[78-L] Early multi mike recording

DAVID BURNHAM burnhamd at rogers.com
Tue Mar 16 22:51:04 PDT 2010


Although, according to the postings here, it's certainly not a first example of multi-mike recording, Stokowski recorded "Sleeping Beauty" in the late 40s and there are session photos in the album which shows the orchestra split up into four sections and each section having their own mike.
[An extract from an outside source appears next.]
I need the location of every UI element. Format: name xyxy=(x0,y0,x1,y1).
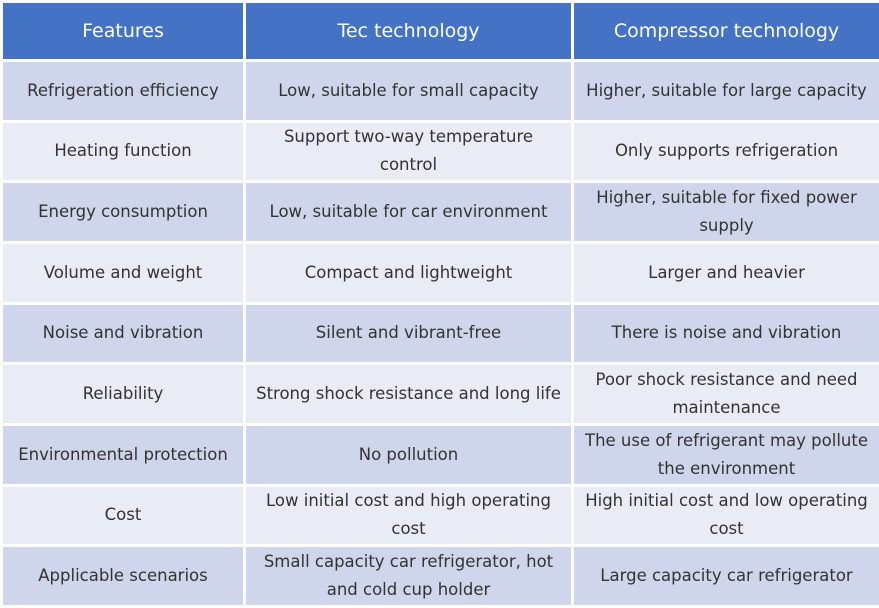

Going the other way, Robert Fine reputedly used a single mike to record his mono recordings and three mono mikes to record his stereo albums - and he presented this approach as being revolutionary even in the 40s.  I say "reputedly" because when it comes to believing him, I'm a bit of an agnostic.  In his early Mercury 78 sets, he includes a technical note in every album which says he placed an omni-directional mike 30 feet from the musicians in a reverberant room.  One such album is a Schubert String Quartet.  Even with a modern mike, such an approach would yield a pretty uninteresting sound - distant and reverberant.  I know many arm-chair recording engineers believe this is the best way to do things, just like putting two mikes about 20 cms apart in the best seat in a concert hall would produce the most accurate Stereo sound.  These beliefs totally ignore the basic rules of psycho-acoustics.  I have tried the "Living Presence" method of
 recording with symphony orchestras and the results are never satisfactory - even using the mikes which Fine specifies.  If you listen to the Fine recording of Khachaturian's Violin Concerto, you can hear clicking on the woodwind instruments which sound very close to a microphone and the violin soloist is very present.  I can't imagine an omni mike positioned to give these perspectives, but however he did his recordings they sound magnificent and, of course, they are legendary.  But I'm still a little dubious.